Scholars paused over the weekend to remember Lani Guinier, one of the nation’s foremost legal scholars on race and civil rights.

Guiner died on Friday at the age of 71.

A fierce proponent of affirmative action and diversity, Guiner was a trailblazing educator, scholar, civil rights lawyer whose research focused on voting rights.

“Lani Guiner’s career as a civil rights lawyer and the example she set as an advocate was instrumental to inspiring countless attorneys, including myself, to continue building on the path she trailblazed,” said Sherrilyn Ifill, the President and Director-Counsel of the NAACP Legal Defense Fund. “She was not only an indefatigable leader in the hard-fought quest to perfect our democracy, but also a teacher of many who have gone on to do that work.
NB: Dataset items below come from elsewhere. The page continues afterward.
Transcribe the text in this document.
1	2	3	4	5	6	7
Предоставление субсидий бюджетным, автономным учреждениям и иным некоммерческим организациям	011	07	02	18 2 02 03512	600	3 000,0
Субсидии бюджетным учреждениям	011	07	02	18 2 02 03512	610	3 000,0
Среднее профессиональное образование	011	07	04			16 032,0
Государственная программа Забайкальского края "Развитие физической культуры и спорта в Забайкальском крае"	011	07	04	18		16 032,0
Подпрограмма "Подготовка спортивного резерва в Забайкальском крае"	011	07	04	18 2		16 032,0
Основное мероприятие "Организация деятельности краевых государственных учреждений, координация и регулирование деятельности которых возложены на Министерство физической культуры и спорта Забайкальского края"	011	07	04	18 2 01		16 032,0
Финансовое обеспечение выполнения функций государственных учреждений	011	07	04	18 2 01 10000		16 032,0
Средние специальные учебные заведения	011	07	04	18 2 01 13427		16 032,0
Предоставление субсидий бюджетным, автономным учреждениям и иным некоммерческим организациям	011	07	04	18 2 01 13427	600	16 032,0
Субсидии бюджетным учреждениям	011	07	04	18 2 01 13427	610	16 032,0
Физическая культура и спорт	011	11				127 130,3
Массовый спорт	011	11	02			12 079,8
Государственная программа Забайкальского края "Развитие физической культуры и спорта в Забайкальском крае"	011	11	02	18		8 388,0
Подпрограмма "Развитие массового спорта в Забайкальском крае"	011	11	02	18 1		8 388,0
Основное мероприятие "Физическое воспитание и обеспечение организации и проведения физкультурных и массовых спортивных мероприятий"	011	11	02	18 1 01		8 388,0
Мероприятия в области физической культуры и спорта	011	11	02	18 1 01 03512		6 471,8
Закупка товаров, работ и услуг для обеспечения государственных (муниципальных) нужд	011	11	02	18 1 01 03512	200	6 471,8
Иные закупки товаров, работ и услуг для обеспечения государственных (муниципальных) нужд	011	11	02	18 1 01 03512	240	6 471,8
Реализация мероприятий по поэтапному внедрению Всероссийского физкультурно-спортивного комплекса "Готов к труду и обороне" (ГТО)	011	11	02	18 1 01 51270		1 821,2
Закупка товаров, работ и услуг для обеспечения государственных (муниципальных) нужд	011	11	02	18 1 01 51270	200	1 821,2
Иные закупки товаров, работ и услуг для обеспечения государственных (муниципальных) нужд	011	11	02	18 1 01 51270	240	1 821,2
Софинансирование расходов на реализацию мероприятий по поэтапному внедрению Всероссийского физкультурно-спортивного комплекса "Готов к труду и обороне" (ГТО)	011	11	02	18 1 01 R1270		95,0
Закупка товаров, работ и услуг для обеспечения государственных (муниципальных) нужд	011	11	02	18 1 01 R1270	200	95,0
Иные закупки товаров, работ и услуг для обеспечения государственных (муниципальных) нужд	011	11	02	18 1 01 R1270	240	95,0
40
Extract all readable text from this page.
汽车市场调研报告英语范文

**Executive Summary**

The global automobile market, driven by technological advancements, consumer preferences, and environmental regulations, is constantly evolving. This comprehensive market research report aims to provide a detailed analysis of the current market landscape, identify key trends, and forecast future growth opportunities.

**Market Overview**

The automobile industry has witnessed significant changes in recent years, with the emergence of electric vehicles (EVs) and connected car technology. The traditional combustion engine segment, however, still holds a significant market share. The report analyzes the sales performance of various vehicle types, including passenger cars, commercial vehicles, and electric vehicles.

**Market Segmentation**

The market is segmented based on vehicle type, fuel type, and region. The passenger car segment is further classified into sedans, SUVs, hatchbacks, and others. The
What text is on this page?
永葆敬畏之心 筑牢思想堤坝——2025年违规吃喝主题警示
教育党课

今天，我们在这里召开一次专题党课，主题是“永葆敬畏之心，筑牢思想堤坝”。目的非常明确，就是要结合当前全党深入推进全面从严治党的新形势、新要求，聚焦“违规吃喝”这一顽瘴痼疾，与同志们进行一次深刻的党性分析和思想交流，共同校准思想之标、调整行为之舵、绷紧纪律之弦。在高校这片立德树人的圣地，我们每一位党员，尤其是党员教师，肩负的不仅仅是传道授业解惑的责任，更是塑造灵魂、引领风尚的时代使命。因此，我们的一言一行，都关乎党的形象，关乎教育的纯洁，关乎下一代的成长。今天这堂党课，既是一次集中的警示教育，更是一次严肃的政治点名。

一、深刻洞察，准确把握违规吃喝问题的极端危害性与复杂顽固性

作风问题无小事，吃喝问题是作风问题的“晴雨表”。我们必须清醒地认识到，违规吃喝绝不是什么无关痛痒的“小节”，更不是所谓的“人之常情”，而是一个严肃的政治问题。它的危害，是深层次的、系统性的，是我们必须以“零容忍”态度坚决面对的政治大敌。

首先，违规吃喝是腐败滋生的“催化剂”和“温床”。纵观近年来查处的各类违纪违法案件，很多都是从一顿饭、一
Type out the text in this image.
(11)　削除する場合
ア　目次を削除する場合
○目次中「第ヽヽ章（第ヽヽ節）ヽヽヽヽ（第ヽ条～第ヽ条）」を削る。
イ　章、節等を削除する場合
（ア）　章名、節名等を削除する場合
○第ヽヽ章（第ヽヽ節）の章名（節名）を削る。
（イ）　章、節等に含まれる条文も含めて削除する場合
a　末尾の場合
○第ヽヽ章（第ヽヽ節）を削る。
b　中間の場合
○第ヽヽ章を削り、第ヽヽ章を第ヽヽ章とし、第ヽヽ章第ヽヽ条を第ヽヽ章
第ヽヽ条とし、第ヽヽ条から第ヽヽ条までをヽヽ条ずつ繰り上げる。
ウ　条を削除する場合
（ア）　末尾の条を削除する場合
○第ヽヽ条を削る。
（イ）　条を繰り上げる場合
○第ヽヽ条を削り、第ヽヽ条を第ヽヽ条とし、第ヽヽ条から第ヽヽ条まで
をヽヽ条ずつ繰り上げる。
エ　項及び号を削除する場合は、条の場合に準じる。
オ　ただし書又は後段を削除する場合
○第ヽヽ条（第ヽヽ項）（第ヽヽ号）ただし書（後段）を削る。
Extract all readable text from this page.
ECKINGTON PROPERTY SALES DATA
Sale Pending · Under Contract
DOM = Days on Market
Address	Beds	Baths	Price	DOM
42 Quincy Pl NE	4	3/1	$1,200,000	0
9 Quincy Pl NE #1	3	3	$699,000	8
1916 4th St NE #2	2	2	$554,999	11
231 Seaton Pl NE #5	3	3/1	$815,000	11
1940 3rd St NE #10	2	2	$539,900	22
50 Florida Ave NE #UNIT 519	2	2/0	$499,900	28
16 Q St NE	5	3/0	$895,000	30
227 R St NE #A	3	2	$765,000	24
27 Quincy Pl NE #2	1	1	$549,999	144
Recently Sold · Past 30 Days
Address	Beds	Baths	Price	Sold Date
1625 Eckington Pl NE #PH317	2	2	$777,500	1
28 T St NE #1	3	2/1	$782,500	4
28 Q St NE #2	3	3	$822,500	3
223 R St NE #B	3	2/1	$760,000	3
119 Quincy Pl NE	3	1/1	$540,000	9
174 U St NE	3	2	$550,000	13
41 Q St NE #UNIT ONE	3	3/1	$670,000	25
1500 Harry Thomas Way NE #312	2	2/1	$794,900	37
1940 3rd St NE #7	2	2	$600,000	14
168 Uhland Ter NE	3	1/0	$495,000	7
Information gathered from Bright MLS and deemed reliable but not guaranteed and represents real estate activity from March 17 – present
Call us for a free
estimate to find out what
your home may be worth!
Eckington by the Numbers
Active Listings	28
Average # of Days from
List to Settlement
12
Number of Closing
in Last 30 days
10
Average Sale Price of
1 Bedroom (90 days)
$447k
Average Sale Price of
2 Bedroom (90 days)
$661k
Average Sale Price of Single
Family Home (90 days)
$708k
I am privileged to count myself in that number and will always remember Professor Guiner as an icon and a great American.” Lani GuinerLani Guiner

Ifill credits Guiner with training her as a voting rights lawyer and setting the “example for me of our obligation to respect and elevate the voices of our clients in our work. She set the standard as an intellectual, a scholar, and a civil rights advocate.”

A former LDF litigator, Guiner was born in New York City on April 19, 1950, to activist parents—Eugenia Paprin and Ewart Guiner.

Guiner earned her bachelor’s degree from Radcliff College and her J.D. from Yale Law School. She later interned at LDF under the leadership of Elaine Jones, who was the organization’s first female Director-Counsel.